The installation process is where Anker stands out. The system supports partial self-assembly, cutting installation costs by as much as 85%. Consumers can handle panel and battery installation themselves, leaving only the final grid connection and registration to certified electricians.

This design also simplifies distribution. Traditionally, products move from manufacturers to distributors to installers before reaching consumers, with large installation firms controlling market access. By reducing reliance on installers, Anker lowers costs and entry barriers.

The strategy is starting to show results. According to its latest financial report, Anker’s energy storage business generated RMB 3 billion (USD 420 million) in 2024, nearly doubling year-on-year. Earlier this year, the company also raised more than RMB 200 million (USD 28 million) to support R&D and commercialization.

Balancing portable and home storage

EcoFlow is also investing in home systems, though it did not debut new products at IFA this year. Instead, it exhibited solutions launched earlier in 2025.

In June, it rolled out the PowerStream balcony system and PowerOcean three-phase home battery. PowerStream uses a microinverter to convert solar energy into household electricity, while PowerOcean targets larger residential needs. Like Anker, EcoFlow has worked to lower installation barriers. PowerStream plugs directly into standard wall sockets, making it attractive to renters.

The company is also leaning on software. Earlier this year, it launched Oasis, a system that adapts to Europe’s time-of-use (TOU) pricing. Oasis charges when prices are low and discharges during peak hours, helping reduce costs.

Still, EcoFlow’s core business remains portable storage. Its Delta line targets high-capacity, high-power scenarios, while its River line focuses on lightweight mobility, keeping most models under five kilograms for camping, photography, and short trips.

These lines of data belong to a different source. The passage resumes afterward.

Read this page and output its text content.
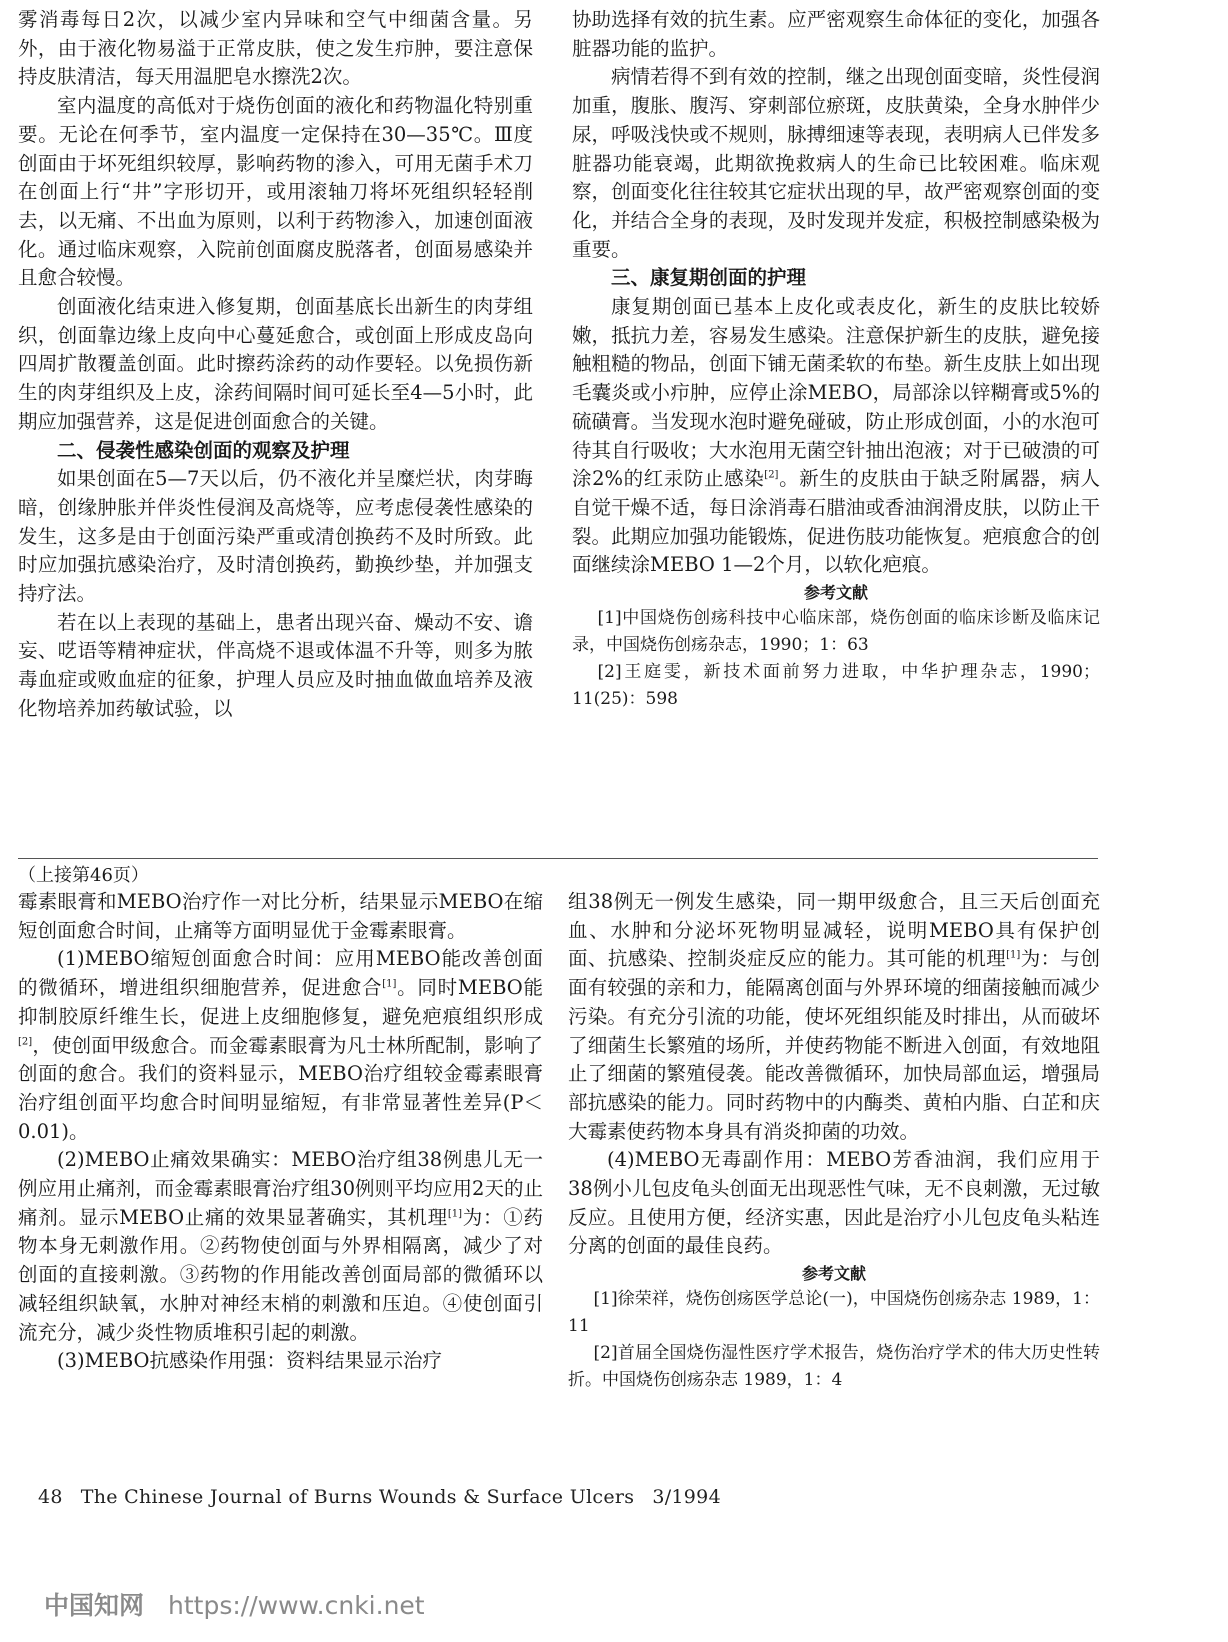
雾消毒每日2次，以减少室内异味和空气中细菌含量。另外，由于液化物易溢于正常皮肤，使之发生疖肿，要注意保持皮肤清洁，每天用温肥皂水擦洗2次。

室内温度的高低对于烧伤创面的液化和药物温化特别重要。无论在何季节，室内温度一定保持在30—35℃。Ⅲ度创面由于坏死组织较厚，影响药物的渗入，可用无菌手术刀在创面上行“井”字形切开，或用滚轴刀将坏死组织轻轻削去，以无痛、不出血为原则，以利于药物渗入，加速创面液化。通过临床观察，入院前创面腐皮脱落者，创面易感染并且愈合较慢。

创面液化结束进入修复期，创面基底长出新生的肉芽组织，创面靠边缘上皮向中心蔓延愈合，或创面上形成皮岛向四周扩散覆盖创面。此时擦药涂药的动作要轻。以免损伤新生的肉芽组织及上皮，涂药间隔时间可延长至4—5小时，此期应加强营养，这是促进创面愈合的关键。

二、侵袭性感染创面的观察及护理

如果创面在5—7天以后，仍不液化并呈糜烂状，肉芽晦暗，创缘肿胀并伴炎性侵润及高烧等，应考虑侵袭性感染的发生，这多是由于创面污染严重或清创换药不及时所致。此时应加强抗感染治疗，及时清创换药，勤换纱垫，并加强支持疗法。

若在以上表现的基础上，患者出现兴奋、燥动不安、谵妄、呓语等精神症状，伴高烧不退或体温不升等，则多为脓毒血症或败血症的征象，护理人员应及时抽血做血培养及液化物培养加药敏试验，以

协助选择有效的抗生素。应严密观察生命体征的变化，加强各脏器功能的监护。

病情若得不到有效的控制，继之出现创面变暗，炎性侵润加重，腹胀、腹泻、穿刺部位瘀斑，皮肤黄染，全身水肿伴少尿，呼吸浅快或不规则，脉搏细速等表现，表明病人已伴发多脏器功能衰竭，此期欲挽救病人的生命已比较困难。临床观察，创面变化往往较其它症状出现的早，故严密观察创面的变化，并结合全身的表现，及时发现并发症，积极控制感染极为重要。

三、康复期创面的护理

康复期创面已基本上皮化或表皮化，新生的皮肤比较娇嫩，抵抗力差，容易发生感染。注意保护新生的皮肤，避免接触粗糙的物品，创面下铺无菌柔软的布垫。新生皮肤上如出现毛囊炎或小疖肿，应停止涂MEBO，局部涂以锌糊膏或5%的硫磺膏。当发现水泡时避免碰破，防止形成创面，小的水泡可待其自行吸收；大水泡用无菌空针抽出泡液；对于已破溃的可涂2%的红汞防止感染[2]。新生的皮肤由于缺乏附属器，病人自觉干燥不适，每日涂消毒石腊油或香油润滑皮肤，以防止干裂。此期应加强功能锻炼，促进伤肢功能恢复。疤痕愈合的创面继续涂MEBO 1—2个月，以软化疤痕。

参考文献
[1]中国烧伤创疡科技中心临床部，烧伤创面的临床诊断及临床记录，中国烧伤创疡杂志，1990；1：63
[2]王庭雯，新技术面前努力进取，中华护理杂志，1990；11(25)：598
（上接第46页）

霉素眼膏和MEBO治疗作一对比分析，结果显示MEBO在缩短创面愈合时间，止痛等方面明显优于金霉素眼膏。

(1)MEBO缩短创面愈合时间：应用MEBO能改善创面的微循环，增进组织细胞营养，促进愈合[1]。同时MEBO能抑制胶原纤维生长，促进上皮细胞修复，避免疤痕组织形成[2]，使创面甲级愈合。而金霉素眼膏为凡士林所配制，影响了创面的愈合。我们的资料显示，MEBO治疗组较金霉素眼膏治疗组创面平均愈合时间明显缩短，有非常显著性差异(P＜0.01)。

(2)MEBO止痛效果确实：MEBO治疗组38例患儿无一例应用止痛剂，而金霉素眼膏治疗组30例则平均应用2天的止痛剂。显示MEBO止痛的效果显著确实，其机理[1]为：①药物本身无刺激作用。②药物使创面与外界相隔离，减少了对创面的直接刺激。③药物的作用能改善创面局部的微循环以减轻组织缺氧，水肿对神经末梢的刺激和压迫。④使创面引流充分，减少炎性物质堆积引起的刺激。

(3)MEBO抗感染作用强：资料结果显示治疗

组38例无一例发生感染，同一期甲级愈合，且三天后创面充血、水肿和分泌坏死物明显减轻，说明MEBO具有保护创面、抗感染、控制炎症反应的能力。其可能的机理[1]为：与创面有较强的亲和力，能隔离创面与外界环境的细菌接触而减少污染。有充分引流的功能，使坏死组织能及时排出，从而破坏了细菌生长繁殖的场所，并使药物能不断进入创面，有效地阻止了细菌的繁殖侵袭。能改善微循环，加快局部血运，增强局部抗感染的能力。同时药物中的内酶类、黄柏内脂、白芷和庆大霉素使药物本身具有消炎抑菌的功效。

(4)MEBO无毒副作用：MEBO芳香油润，我们应用于38例小儿包皮龟头创面无出现恶性气味，无不良刺激，无过敏反应。且使用方便，经济实惠，因此是治疗小儿包皮龟头粘连分离的创面的最佳良药。

参考文献
[1]徐荣祥，烧伤创疡医学总论(一)，中国烧伤创疡杂志 1989，1：11
[2]首届全国烧伤湿性医疗学术报告，烧伤治疗学术的伟大历史性转折。中国烧伤创疡杂志 1989，1：4
48 The Chinese Journal of Burns Wounds & Surface Ulcers 3/1994
中国知网 https://www.cnki.net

Both Anker and EcoFlow have seen highs and lows in storage. The market is shaped not only by competition but also by political and economic shifts. What is clear is that energy security and environmental concerns will sustain demand.

The market is also broadening beyond North America and Europe. Over the past year, EcoFlow has accelerated into Southeast Asia, the Middle East, and Latin America, pursuing partnerships and bidding for infrastructure projects where unstable grids and outdoor lifestyles fuel demand.

Meanwhile, the sharp drop in lithium carbonate prices has lowered core costs. But portable devices have lost much of their novelty. For Anker and EcoFlow, the path forward lies in the deeper waters of home storage. In the years ahead, distribution networks may decide who leads the race.